Because the local church did not appear to have an official membership roll, each witness tendered had a shot at qualifying.  The court in the case reported may have given the petitioner as many as thirteen tries.  An official membership roll would have reduced the number of tries to one; only signatories also on the official membership roll could have been considered as “qualified” to call a congregational meeting.  A joint denominational asset like a church camp should be placed in a corporate shell controlled by the member congregations or the denomination and not owned by one of the constituent churches of the denomination.  Otherwise, no one but the owner of the denominational asset will have any say over its management, operation, sale or use as collateral.

BINDING THE DENOMINATION

While a church or denomination may have officers, directors, trustees, or similar leaders with ecclesiastical titles from the tradition of the denomination, generally no single officer can act for or bind the church or denomination without an enabling resolution of the governing body or authority granted by the governing documents.  Likewise, just because such an officer is a named party in a lawsuit or arbitration does not mean that the church or denomination is bound by the outcome.

In Trustees of the General Assembly v Patterson, Slip Op. (3rd Cir. 2021), upon the death of the founder, the denomination split between his sons.  Patterson went with one son to form a new church.  Both sons claimed to be the “General Overseer” of the denomination.  Patterson sued the son he had not followed and a board member of the Trustees.  Patterson, the son and the board member decided to dismiss the lawsuit in favor of arbitration.  An arbitration award was entered for Patterson.  Patterson sought to have the arbitration award enforced against the denomination as to certain church property and assets.  The federal trial court enjoined Patterson’s enforcement action and held the denomination was not a named party to the arbitration and was not bound by it even though a possible “General Overseer” and a single board member had been named.  Further, the denomination had never been served with process.  The federal court also determined that the denomination was not a “party in privity” with the alleged “General Overseer or named board member because the denomination did not agree to be bound by the arbitration, did have control of the litigation, and the legal relationship between those named and the denomination did not automatically make them representative of the denomination.  The federal appellate court affirmed.

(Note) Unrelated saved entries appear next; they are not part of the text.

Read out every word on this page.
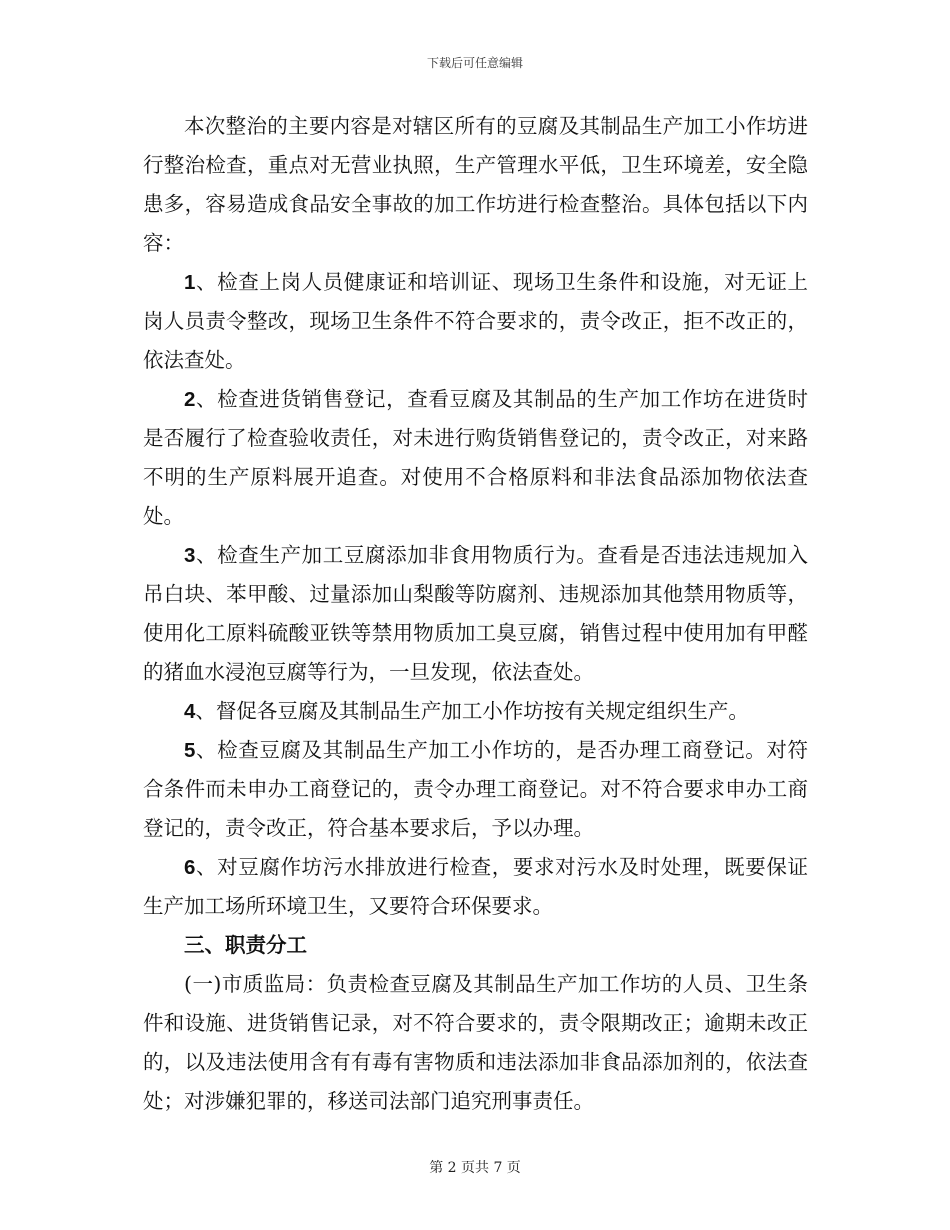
下载后可任意编辑

本次整治的主要内容是对辖区所有的豆腐及其制品生产加工小作坊进行整治检查，重点对无营业执照，生产管理水平低，卫生环境差，安全隐患多，容易造成食品安全事故的加工作坊进行检查整治。具体包括以下内容：

1、检查上岗人员健康证和培训证、现场卫生条件和设施，对无证上岗人员责令整改，现场卫生条件不符合要求的，责令改正，拒不改正的，依法查处。

2、检查进货销售登记，查看豆腐及其制品的生产加工作坊在进货时是否履行了检查验收责任，对未进行购货销售登记的，责令改正，对来路不明的生产原料展开追查。对使用不合格原料和非法食品添加物依法查处。

3、检查生产加工豆腐添加非食用物质行为。查看是否违法违规加入吊白块、苯甲酸、过量添加山梨酸等防腐剂、违规添加其他禁用物质等，使用化工原料硫酸亚铁等禁用物质加工臭豆腐，销售过程中使用加有甲醛的猪血水浸泡豆腐等行为，一旦发现，依法查处。

4、督促各豆腐及其制品生产加工小作坊按有关规定组织生产。

5、检查豆腐及其制品生产加工小作坊的，是否办理工商登记。对符合条件而未申办工商登记的，责令办理工商登记。对不符合要求申办工商登记的，责令改正，符合基本要求后，予以办理。

6、对豆腐作坊污水排放进行检查，要求对污水及时处理，既要保证生产加工场所环境卫生，又要符合环保要求。

三、职责分工

(一)市质监局：负责检查豆腐及其制品生产加工作坊的人员、卫生条件和设施、进货销售记录，对不符合要求的，责令限期改正；逾期未改正的，以及违法使用含有有毒有害物质和违法添加非食品添加剂的，依法查处；对涉嫌犯罪的，移送司法部门追究刑事责任。

第 2 页共 7 页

In church litigation, just like all other cases, the correct party must be named and served.  If a church or denomination is incorporated, likely a service agent was appointed, so the correct service agent must also be served.  Proceeding through a litigated matter like an arbitration without the correct party is a colossal waste of money.  Lawyers must be cautious about merely following client advice about the nature of the legal relationship between the person named and the denomination or church to be bound and should independently verify the relationship will result in a binding outcome.